If you haven’t touched on the group’s music, you will find genre traits close to many progressive-metalcore outfits, but with definitive identity. Triplet jumps, dark minor atmosphere, and poetic vocals all careful placed together to mold story-craft music. Everything Was Sound is true to concept, with mental turmoil a serious draw in the instrumental work. Be it Will Putney’s production governance that makes the album stronger and brighter than that of The Night God Slept, or Garrett Russell’s dominance behind the mic, this outing ‘is’ the thematic cohesion wanted out of the previous outing, boxed together in a powerful vision. Even when holding the lyrics booklet, browsing through philosophical and band references, Russell captures your attention with genuine agony and expressive opinion. There is no pastiche, no reuse of ideas – just point blank admittance and defeat. Take this with Alex Camarena’s authentic drum imagination and Miitches Starks’s the stellar yet toned down guitar work, sacrificing technicality in saving atmosphere, you’d be certainly mistaken if you believe this to be merely an emotionally edgy music experience.

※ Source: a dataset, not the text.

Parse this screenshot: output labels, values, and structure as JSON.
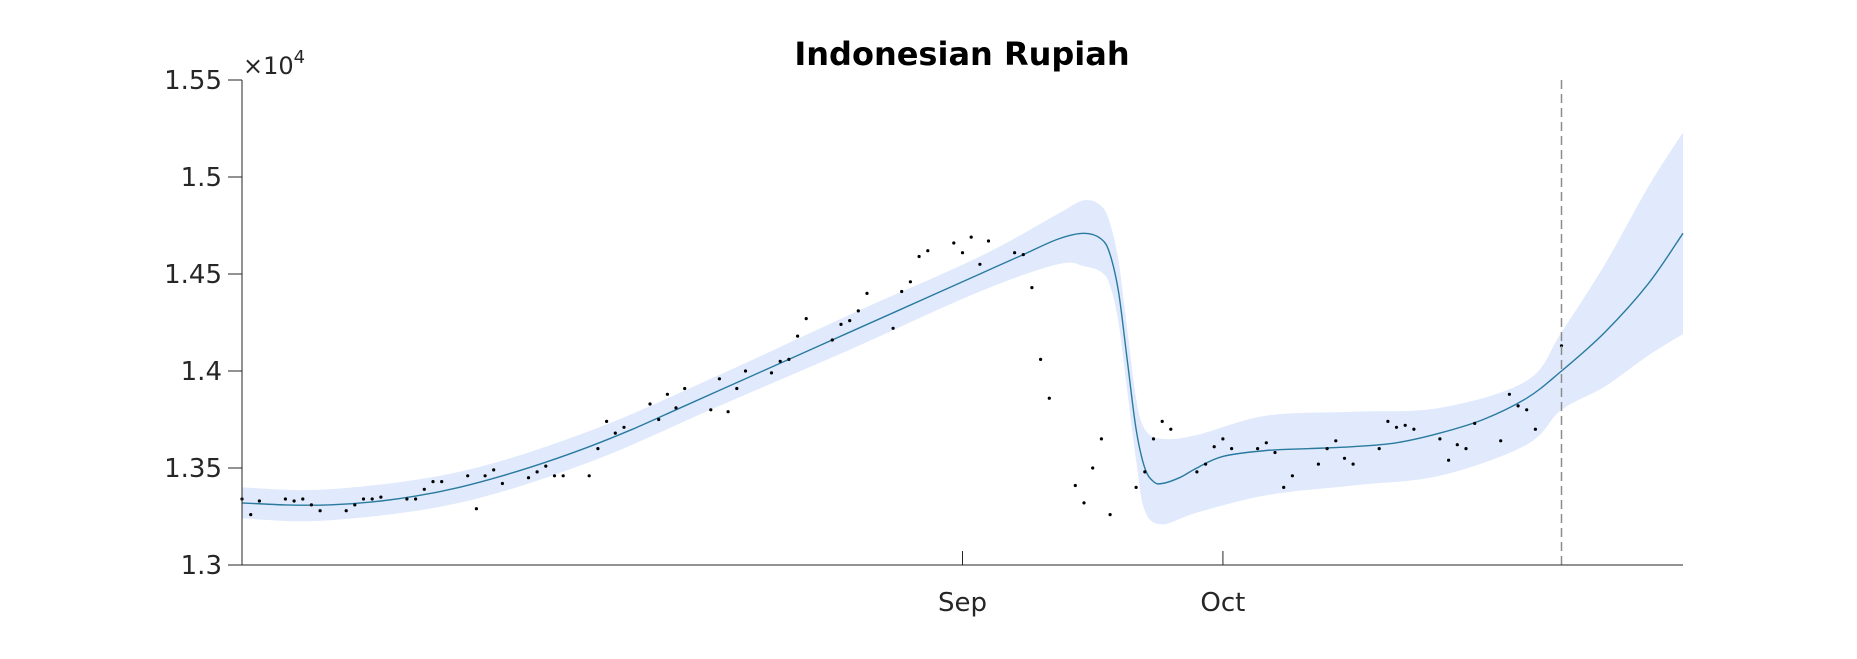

Back in Shanghai, bassist Thomas Freckleton told me about many alternative music fans putting titles on musicians and their craft, especially with regards to vocal positions and styles. He said that the definitions created for screamers and singers, marked by clean and unclean, distracts the role of such individuals in the listening experience. And while I’m still trying to forgive the almost forced chorus of “Orphan”, I cannot help but be thankful for this statement, as when approaching the album from a vocal standpoint, there was no change in temperature when he and Russell exchanged emotions. The singing contrasts less which can be heard in Freckleton’s agony and interventions. Specifically, Spencer Chamberlain’s appearance in “Psychescape” would not have driven so hard if Freckleton’s compliment to the song had not been as well-placed and powerful as it was.
The message and overall presence of Silent Planet is overwhelming. I’ll openly admit that I gawk and keyboard smash my way through eye-candied outfits in a certain confidence that I am, some how, included as an elevated fan in a musician’s journey through music and art. Silent Planet makes me uncomfortable. I now feel mislead, my limited empathy drained in misguided support of filthy, dire attempts at our hearts strings and observance. Silent Planet remain on the cold earth with the rest of us. So yeah, I feel guilty for my cynicism. And instead of a sort of punishment for shooting the messenger, I am passionately included in the journey that is Silent Planet’s music. If that is the future attitude and presentation of music, I’ll trade my pessimism for awe.